In April 2025, early Bitcoin contributor Peter Todd proposed removing this cap entirely. Supporters stated that arbitrary data storage on Bitcoin is inevitable and that OP_RETURN offers the safest, cleanest way to do it. Keeping the limit only pushes developers toward riskier alternatives.
Opponents, including Bitcoin Core developer Luke Dashjr, worried that removing the limit could encourage spam and undermine Bitcoin’s core purpose as money. These different views reflect an ongoing tension between preserving Bitcoin’s core value and expanding its functionality.
The discussion reached a turning point on May 5, 2025, when Bitcoin developer Greg Sanders announced that the change would take effect in the next Bitcoin Core release. Nodes will now, by default, relay and mine transactions with OP_RETURN outputs longer than 80 bytes and allow multiple such outputs in a single transaction.
Now that Bitcoin Core has officially removed the OP_RETURN byte limit, there are more possibilities for data-enabled Bitcoin transactions. However, even before this upgrade, ZetaChain already circumvented these constraints with Bitcoin’s latest script system.
For example, in 2024, ZetaChain and bitSmiley introduced a novel protocol layer that effectively expands Bitcoin’s data-carrying ability. Through Tapscript**,** a ****part of the Bitcoin Taproot upgrade in 2021, and inscriptions, more information can be packed into a Bitcoin transaction than OP_RETURN alone would normally allow. Instead of relying on the limited OP_RETURN field to carry cross-chain instructions, ZetaChain and bitSmiley use Taproot’s witness data to include more detailed information, such as the recipient’s EVM address and transaction metadata directly within a Bitcoin transaction.
This approach creates a seamless, Bitcoin-native interoperability layer. A single transaction on Bitcoin can carry all the data needed to trigger actions on ZetaChain or any connected EVM chain (and eventually other non-EVMs such as Solana) without the need for wrapped tokens or bridges. It’s an efficient solution that takes full advantage of Bitcoin’s newer scripting capabilities to deliver a simple, one-click user experience. It also demonstrates that Bitcoin can stay minimal and secure at its core while still supporting advanced use cases through thoughtful protocol design.
The first real-world use case powered by this new protocol is bitUSD — the first native BTC-backed stablecoin issued on ZetaChain by bitSmiley. Users deposit native BTC to mint bitUSD, which can be used across chains because of ZetaChain’s Universal architecture.

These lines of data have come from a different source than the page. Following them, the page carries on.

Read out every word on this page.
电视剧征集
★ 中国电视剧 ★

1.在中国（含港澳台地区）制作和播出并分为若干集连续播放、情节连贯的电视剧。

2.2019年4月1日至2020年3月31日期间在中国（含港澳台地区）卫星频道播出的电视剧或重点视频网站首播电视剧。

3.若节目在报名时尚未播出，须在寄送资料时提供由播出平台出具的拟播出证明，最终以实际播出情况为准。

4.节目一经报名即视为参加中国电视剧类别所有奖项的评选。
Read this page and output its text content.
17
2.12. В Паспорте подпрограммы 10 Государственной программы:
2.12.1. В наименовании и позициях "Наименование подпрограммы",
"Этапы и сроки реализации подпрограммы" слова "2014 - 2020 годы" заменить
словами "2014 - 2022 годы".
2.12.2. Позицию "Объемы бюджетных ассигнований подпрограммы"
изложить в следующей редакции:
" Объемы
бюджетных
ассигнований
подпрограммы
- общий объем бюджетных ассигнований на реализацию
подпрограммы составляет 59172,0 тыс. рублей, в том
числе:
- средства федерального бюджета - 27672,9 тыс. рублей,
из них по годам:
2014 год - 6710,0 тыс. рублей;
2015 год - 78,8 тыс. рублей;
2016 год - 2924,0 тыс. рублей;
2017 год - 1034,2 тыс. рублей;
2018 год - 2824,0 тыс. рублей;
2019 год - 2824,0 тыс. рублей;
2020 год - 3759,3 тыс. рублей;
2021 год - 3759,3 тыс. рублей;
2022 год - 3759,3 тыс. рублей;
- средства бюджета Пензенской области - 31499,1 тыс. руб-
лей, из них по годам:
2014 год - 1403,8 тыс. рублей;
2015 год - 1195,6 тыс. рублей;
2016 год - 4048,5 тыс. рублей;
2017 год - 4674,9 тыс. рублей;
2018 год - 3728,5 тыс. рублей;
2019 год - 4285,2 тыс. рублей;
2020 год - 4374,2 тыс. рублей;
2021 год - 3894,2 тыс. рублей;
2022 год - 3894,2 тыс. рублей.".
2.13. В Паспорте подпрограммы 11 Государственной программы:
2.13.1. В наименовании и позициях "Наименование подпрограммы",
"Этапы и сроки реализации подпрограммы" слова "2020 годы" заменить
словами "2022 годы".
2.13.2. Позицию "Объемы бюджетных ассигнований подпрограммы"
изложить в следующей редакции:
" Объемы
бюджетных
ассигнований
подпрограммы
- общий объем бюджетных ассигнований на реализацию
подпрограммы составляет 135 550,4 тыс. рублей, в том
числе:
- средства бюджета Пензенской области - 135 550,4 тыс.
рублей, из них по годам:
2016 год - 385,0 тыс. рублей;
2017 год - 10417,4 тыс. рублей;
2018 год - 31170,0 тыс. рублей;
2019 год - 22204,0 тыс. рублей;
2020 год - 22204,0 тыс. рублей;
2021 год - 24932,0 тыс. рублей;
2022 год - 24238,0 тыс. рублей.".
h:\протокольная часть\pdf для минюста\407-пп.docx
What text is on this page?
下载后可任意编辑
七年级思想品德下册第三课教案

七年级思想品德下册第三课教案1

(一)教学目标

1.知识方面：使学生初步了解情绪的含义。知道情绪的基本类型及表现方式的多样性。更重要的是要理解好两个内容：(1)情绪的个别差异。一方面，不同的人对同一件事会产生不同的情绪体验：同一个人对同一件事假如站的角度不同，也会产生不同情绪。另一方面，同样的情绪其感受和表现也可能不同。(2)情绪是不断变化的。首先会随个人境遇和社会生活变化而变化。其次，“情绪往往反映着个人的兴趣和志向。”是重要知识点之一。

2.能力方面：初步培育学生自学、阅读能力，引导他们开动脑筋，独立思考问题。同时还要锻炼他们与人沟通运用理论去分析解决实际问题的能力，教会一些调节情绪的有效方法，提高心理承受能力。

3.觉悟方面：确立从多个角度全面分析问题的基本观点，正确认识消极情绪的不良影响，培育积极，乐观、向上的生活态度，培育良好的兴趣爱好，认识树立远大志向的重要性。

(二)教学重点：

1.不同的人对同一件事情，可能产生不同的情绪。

bitSmiley developed the bitRC-20 protocol, an extension of the BRC-20 standard to support stablecoin operations like minting and burning. Each bitUSD token is overcollateralized and backed by real BTC, with the underlying collateral secured and verifiable via native Bitcoin transactions.
This makes it the first project to use Bitcoin Layer 1 as the foundation for minting overcollateralized stablecoins that flow freely across ecosystems. With ZetaChain’s protocol handling cross-chain logic directly from Bitcoin transactions, bitSmiley delivers a seamless, secure way to turn native BTC into a Universal stablecoin that reaches people on every connected chain.

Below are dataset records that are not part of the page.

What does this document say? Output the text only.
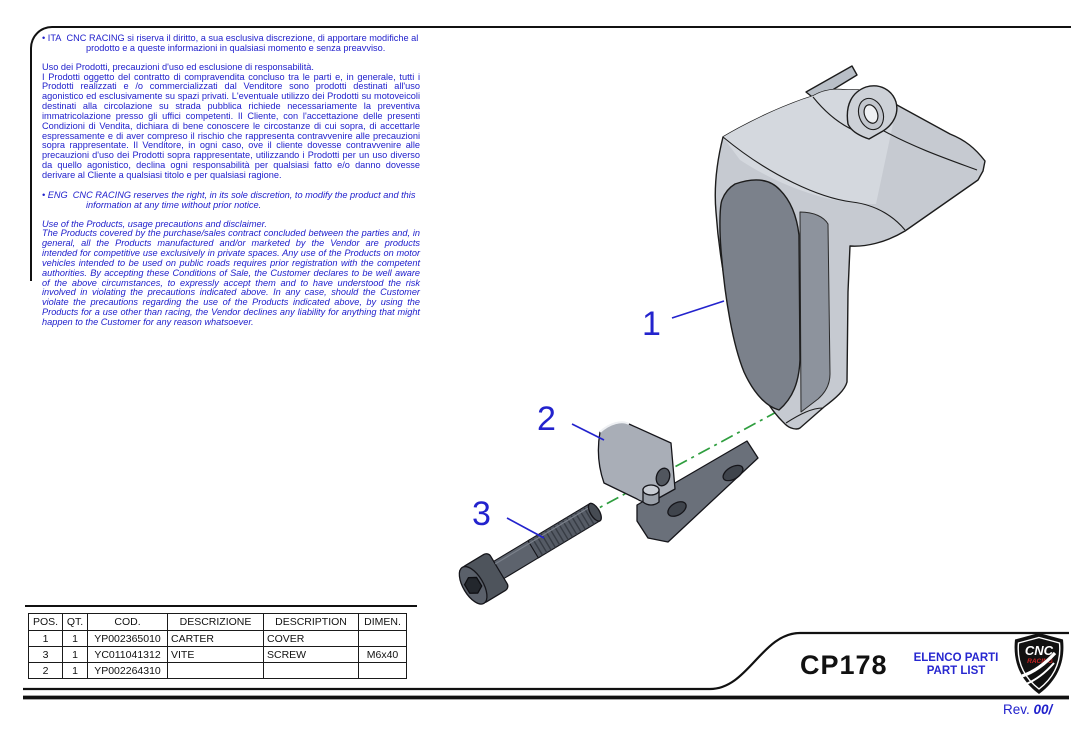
• ITA CNC RACING si riserva il diritto, a sua esclusiva discrezione, di apportare modifiche al prodotto e a queste informazioni in qualsiasi momento e senza preavviso.
Uso dei Prodotti, precauzioni d'uso ed esclusione di responsabilità.
I Prodotti oggetto del contratto di compravendita concluso tra le parti e, in generale, tutti i Prodotti realizzati e /o commercializzati dal Venditore sono prodotti destinati all'uso agonistico ed esclusivamente su spazi privati. L'eventuale utilizzo dei Prodotti su motoveicoli destinati alla circolazione su strada pubblica richiede necessariamente la preventiva immatricolazione presso gli uffici competenti. Il Cliente, con l'accettazione delle presenti Condizioni di Vendita, dichiara di bene conoscere le circostanze di cui sopra, di accettarle espressamente e di aver compreso il rischio che rappresenta contravvenire alle precauzioni sopra rappresentate. Il Venditore, in ogni caso, ove il cliente dovesse contravvenire alle precauzioni d'uso dei Prodotti sopra rappresentate, utilizzando i Prodotti per un uso diverso da quello agonistico, declina ogni responsabilità per qualsiasi fatto e/o danno dovesse derivare al Cliente a qualsiasi titolo e per qualsiasi ragione.
• ENG CNC RACING reserves the right, in its sole discretion, to modify the product and this information at any time without prior notice.
Use of the Products, usage precautions and disclaimer.
The Products covered by the purchase/sales contract concluded between the parties and, in general, all the Products manufactured and/or marketed by the Vendor are products intended for competitive use exclusively in private spaces. Any use of the Products on motor vehicles intended to be used on public roads requires prior registration with the competent authorities. By accepting these Conditions of Sale, the Customer declares to be well aware of the above circumstances, to expressly accept them and to have understood the risk involved in violating the precautions indicated above. In any case, should the Customer violate the precautions regarding the use of the Products indicated above, by using the Products for a use other than racing, the Vendor declines any liability for anything that might happen to the Customer for any reason whatsoever.	1
2
3
POS.	QT.	COD.	DESCRIZIONE	DESCRIPTION	DIMEN.
1	1	YP002365010	CARTER	COVER	
3	1	YC011041312	VITE	SCREW	M6x40
2	1	YP002264310				CP178	ELENCO PARTI
PART LIST
CNC
RACING
Rev. 00/
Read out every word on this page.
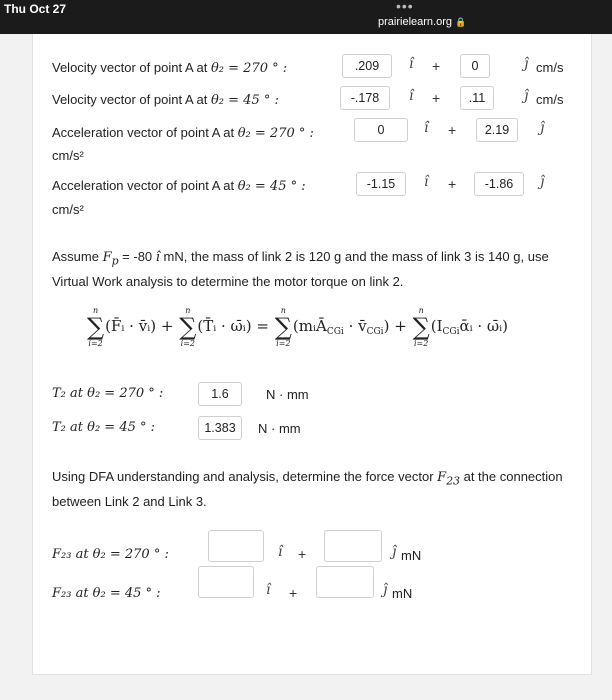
Thu Oct 27	•••
prairielearn.org 🔒
Velocity vector of point A at θ₂ = 270 ° :	.209	î +	0	ĵ cm/s
Velocity vector of point A at θ₂ = 45 ° :	-.178	î +	.11	ĵ cm/s
Acceleration vector of point A at θ₂ = 270 ° :	0	î +	2.19	ĵ
cm/s²
Acceleration vector of point A at θ₂ = 45 ° :	-1.15	î +	-1.86	ĵ
cm/s²
Assume $F_p = -80$ î mN, the mass of link 2 is 120 g and the mass of link 3 is 140 g, use Virtual Work analysis to determine the motor torque on link 2.
n
∑
i=2
(F̄ᵢ · v̄ᵢ) +
n
∑
i=2
(T̄ᵢ · ω̄ᵢ) =
n
∑
i=2
(mᵢĀ$_{CGi}$ · $v̄_{CGi}$) +
n
∑
i=2
($I_{CGi}ᾱᵢ$ · ω̄ᵢ)
T₂ at θ₂ = 270 ° :	1.6	N · mm
T₂ at θ₂ = 45 ° :	1.383	N · mm
Using DFA understanding and analysis, determine the force vector $F_{23}$ at the connection between Link 2 and Link 3.
F₂₃ at θ₂ = 270 ° :	î +	ĵ mN
F₂₃ at θ₂ = 45 ° :	î +	ĵ mN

The broader impact of lifting the OP_RETURN goes well beyond the data storage and usage on Bitcoin. It represents a meaningful step toward a more active and interoperable Bitcoin, capable of participating in wider crypto ecosystems.
In just over a year, BTCFi TVL has surged from $307 million in 2024 to $6.6 billion, reflecting a strong demand for Bitcoin utility beyond simply holding or transferring value. But sustaining this growth depends on easier and more secure ways to connect Bitcoin with other chains.